Mult Scler. 2010 May;16(5):537-48. doi: 10.1177/1352458509360362. Epub 2010 Mar 1.
Degenerative features, such as neuronal, glial, synaptic and axonal loss, have been identified in neocortical and other grey matter structures in patients with multiple sclerosis, but mechanisms for neurodegeneration are unclear. Cortical demyelinating lesions are a potential cause of this degeneration, but the pathological and clinical significance of these lesions is uncertain as they remain difficult to identify and study in vivo. In this study we aimed to describe and quantify cellular and subcellular pathology in the cortex of myelin oligodendrocyte glycoprotein-induced marmoset experimental autoimmune encephalomyelitis using quantitative immunohistochemical methods.
We found evidence of diffuse axonal damage occurring throughout cortical grey matter with evidence for synaptic loss and gliosis and a 13.6% decrease in neuronal size and occurring in deep cortical layers. Evidence of additional axonal damage and a 29.6-36.5% loss of oligodendrocytes was found in demyelinated cortical lesions. Leucocortical lesions also showed neuronal loss of 22.2% and a 15.8% increase in oligodendrocyte size.
The marmoset experimental autoimmune encephalomyelitis model, therefore, shows both focal and generalized neurodegeneration. The generalized changes cannot be directly related to focal lesions, suggesting that they are either a consequence of diffusible inflammatory factors or secondary to remote lesions acting through trans-synaptic or retrograde degeneration.
在多发性硬化症患者的新皮质和其他灰质结构中,已经发现了神经元、神经胶质、突触和轴突丢失等退行性特征,但神经退行性的机制尚不清楚。皮质脱髓鞘病变是这种退行性变的一个潜在原因,但由于这些病变在体内仍然难以识别和研究,因此其病理和临床意义尚不确定。在这项研究中,我们旨在使用定量免疫组织化学方法描述和量化髓鞘少突胶质细胞糖蛋白诱导的狨猴实验性自身免疫性脑脊髓炎皮质中的细胞和亚细胞病理学。
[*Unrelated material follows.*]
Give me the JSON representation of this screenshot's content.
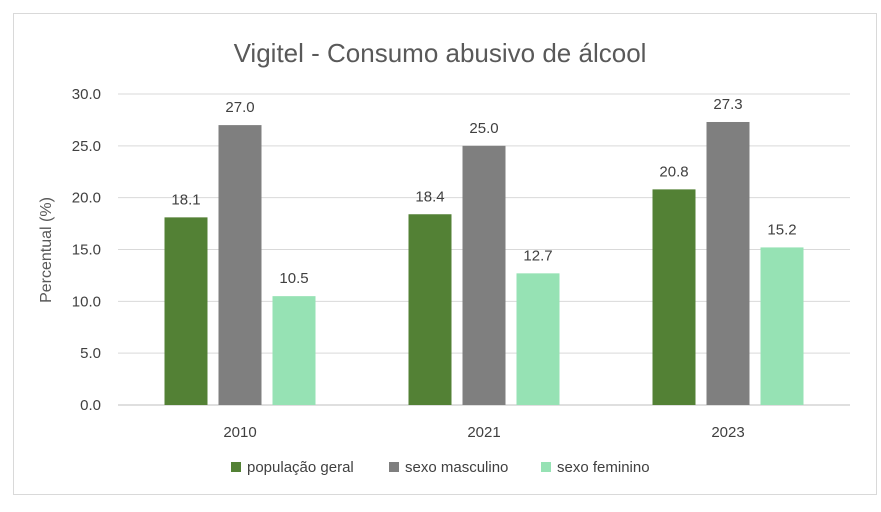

我们发现弥漫性轴索损伤的证据,发生在整个皮质灰质中,伴有突触丢失和神经胶质增生,以及神经元大小减少 13.6%,发生在深皮质层。在脱髓鞘皮质病变中还发现了额外的轴索损伤和 29.6-36.5%的少突胶质细胞丢失。白质皮质病变也显示出 22.2%的神经元丢失和 15.8%的少突胶质细胞大小增加。
因此,狨猴实验性自身免疫性脑脊髓炎模型显示出局灶性和弥漫性神经退行性变。弥漫性变化不能直接与局灶性病变相关,这表明它们要么是可扩散炎症因子的后果,要么是通过突触前或逆行变性作用于远程病变的结果。